Note: TNF-α, tumor necrosis factor α; IL-8, interleukin 8; PepT1, peptide transporter 1; CLDN3, claudin 3; TJP1, tight junction protein 1; GAPDH, glyceraldehyde 3-phosphate dehydrogenase; 18S, 18S ribosomal RNA; bp, base pair; FP, forward primer; RP, reverse primer.
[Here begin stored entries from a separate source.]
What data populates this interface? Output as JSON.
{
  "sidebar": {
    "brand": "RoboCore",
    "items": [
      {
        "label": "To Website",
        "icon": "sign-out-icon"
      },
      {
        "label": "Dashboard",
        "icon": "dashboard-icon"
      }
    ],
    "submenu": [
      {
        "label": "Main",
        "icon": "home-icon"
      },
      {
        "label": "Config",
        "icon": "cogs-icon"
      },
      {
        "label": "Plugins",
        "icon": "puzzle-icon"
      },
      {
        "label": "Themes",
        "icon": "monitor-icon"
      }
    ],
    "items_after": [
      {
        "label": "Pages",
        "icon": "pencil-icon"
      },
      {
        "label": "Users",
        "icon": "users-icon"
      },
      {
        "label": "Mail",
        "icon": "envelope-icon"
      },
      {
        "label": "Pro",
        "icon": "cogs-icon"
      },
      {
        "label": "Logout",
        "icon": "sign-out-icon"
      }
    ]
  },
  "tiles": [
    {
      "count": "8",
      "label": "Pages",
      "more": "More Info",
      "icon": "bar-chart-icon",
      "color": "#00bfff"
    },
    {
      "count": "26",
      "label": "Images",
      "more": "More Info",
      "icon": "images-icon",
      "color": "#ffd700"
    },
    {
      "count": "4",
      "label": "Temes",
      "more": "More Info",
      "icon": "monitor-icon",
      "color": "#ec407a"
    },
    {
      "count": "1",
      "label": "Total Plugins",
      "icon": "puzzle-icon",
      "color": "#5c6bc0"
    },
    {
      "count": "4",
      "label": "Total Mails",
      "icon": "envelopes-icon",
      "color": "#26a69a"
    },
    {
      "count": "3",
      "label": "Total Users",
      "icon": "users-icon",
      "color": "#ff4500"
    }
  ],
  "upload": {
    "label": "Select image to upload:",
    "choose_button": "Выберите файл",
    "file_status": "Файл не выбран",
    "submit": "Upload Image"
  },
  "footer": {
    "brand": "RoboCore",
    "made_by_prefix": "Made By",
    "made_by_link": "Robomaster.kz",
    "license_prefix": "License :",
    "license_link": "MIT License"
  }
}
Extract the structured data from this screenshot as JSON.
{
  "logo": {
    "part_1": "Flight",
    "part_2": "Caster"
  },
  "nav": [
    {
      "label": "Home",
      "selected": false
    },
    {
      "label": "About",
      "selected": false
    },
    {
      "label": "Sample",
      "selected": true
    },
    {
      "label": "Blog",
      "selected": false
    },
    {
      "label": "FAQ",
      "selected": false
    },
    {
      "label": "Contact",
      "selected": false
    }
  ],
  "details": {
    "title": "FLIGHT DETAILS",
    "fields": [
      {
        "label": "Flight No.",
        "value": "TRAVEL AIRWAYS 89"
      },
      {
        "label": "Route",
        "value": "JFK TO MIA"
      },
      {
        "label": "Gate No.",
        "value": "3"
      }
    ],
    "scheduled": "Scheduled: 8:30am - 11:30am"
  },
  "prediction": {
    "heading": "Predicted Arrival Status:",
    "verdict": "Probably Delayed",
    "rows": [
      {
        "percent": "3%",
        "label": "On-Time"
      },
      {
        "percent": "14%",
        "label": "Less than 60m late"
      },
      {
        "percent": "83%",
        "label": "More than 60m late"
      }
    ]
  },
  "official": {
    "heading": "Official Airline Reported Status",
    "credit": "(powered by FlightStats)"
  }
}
The mRNA abundance of several genes encoding for antimicrobial peptides and a defense molecule, components in the p38 MAPK and DAF/IGF signaling pathway, and nutrient utilization-related functions of C. elegans was analyzed by qPCR assays. A total of 10 ng of C. elegans cDNA was used for a qPCR assay using the same conditions stated above. Relative quantification of the target mRNA levels was presented after normalization of endogenous references (snb-1 and act-1). The primers for qPCR are listed in Table .[33,35,63] The 2–ΔΔ method was used to determine the fold changes of target genes.[37] The ΔCt was presented as the difference in the threshold cycle between the target genes and housekeeping genes (act-1 and snb), and ΔΔCt was the difference in ΔCt between the Salmonella-infected C. elegans and uninfected C. elegans. The gene expression in C. elegans treated with E. coli OP50 only (uninfected worms) was used as the baseline (reference = 1).

Table 3

Primers of qPCR Assay for C. elegansa

gene	sequence 5′–3′	product size (bp)	reference
sod-3	FP: AAATGTCCGCCCAGACTATG	124	(33)
	RP: TGGCAAATCTCTCGCTGA
fgt-1	FP: GGCCAGCTACTCAGCCATC	93	(35)
	RP: ATTTCGGAGACGAAGAACCA
ftn-1	FP: GACGTGTTGCCATGCAGAACATT	144	(63)
	RP: CATTGCGTTGTTCGGCGATT
spp-1	FP: TGGACTATGCTGTTGCCGTT	106	(33)
	RP: ACGCCTTGTCTGGAGAATCC
clec-85	FP: CCAATGGGATGACGGAACCA	121	(33)
	RP: CTTCTGTCCAGCCAACGTCT
lys-7	FP: GTACAGCGGTGGAGTCACTG	153	(33)
	RP: GCCTTGAGCACATTTCCAGC
daf-16	FP: TCGTCTCGTGTTTCTCCAGC	181	(33)
	RP: TAATCGGCTTCGACTCCTGC
pmk-1	FP: CCAAAAATGACTCGCCGTGA	115	(33)
	RP: CTTTTGCAGTTGGACGACGA
nsy-1	FP: AGCGGCTCGATCAACAAGAA	122	(33)
	RP: CCCATTCCACCGATATGCGA
act-1	FP: CCCCACTCAATCCAAAGGCT	121	(33)
	RP: GTACGTCCGGAAGCGTAGAG
snb	FP: CCGGATAAGACCATCTTGACG	128	(33)
	RP: GACGACTTCATCAACCTGAGC

Note: sod-3, superoxide dismutase 3; fgt-1, facilitated glucose transporter protein 1; ftn-1, ferritin 1; spp-1, saposin-like protein; clec-85, C-type lectin; lys-7, lysozyme-like protein 7; daf-16, forkhead-type transcription factor; pmk-1, mitogen-activated protein kinase pmk-1; nsy-1, mitogen-activated protein kinase kinase kinase nsy-1; act-1, actin; snb, synaptobrevin-1; bp, base pair; FP, forward primer; RP, reverse primer.

Statistical Analysis

All statistical analyses were performed using the GraphPad Prism 6 software (San Diego, United States) except that the survival curve analyses of C. elegans were performed using the Statistical Analysis System (SAS release 9.4, SAS Institute Inc., Cary, North Carolina, United States). Comparison of C. elegans survival curves was performed by Kaplan–Meier estimator with a log-rank test. In the bacterial invasion, tight junction permeability, and gene expression studies, Tukey’s multiple comparison tests were used to determine differences among treatment means. P < 0.05 was taken to indicate statistical significance.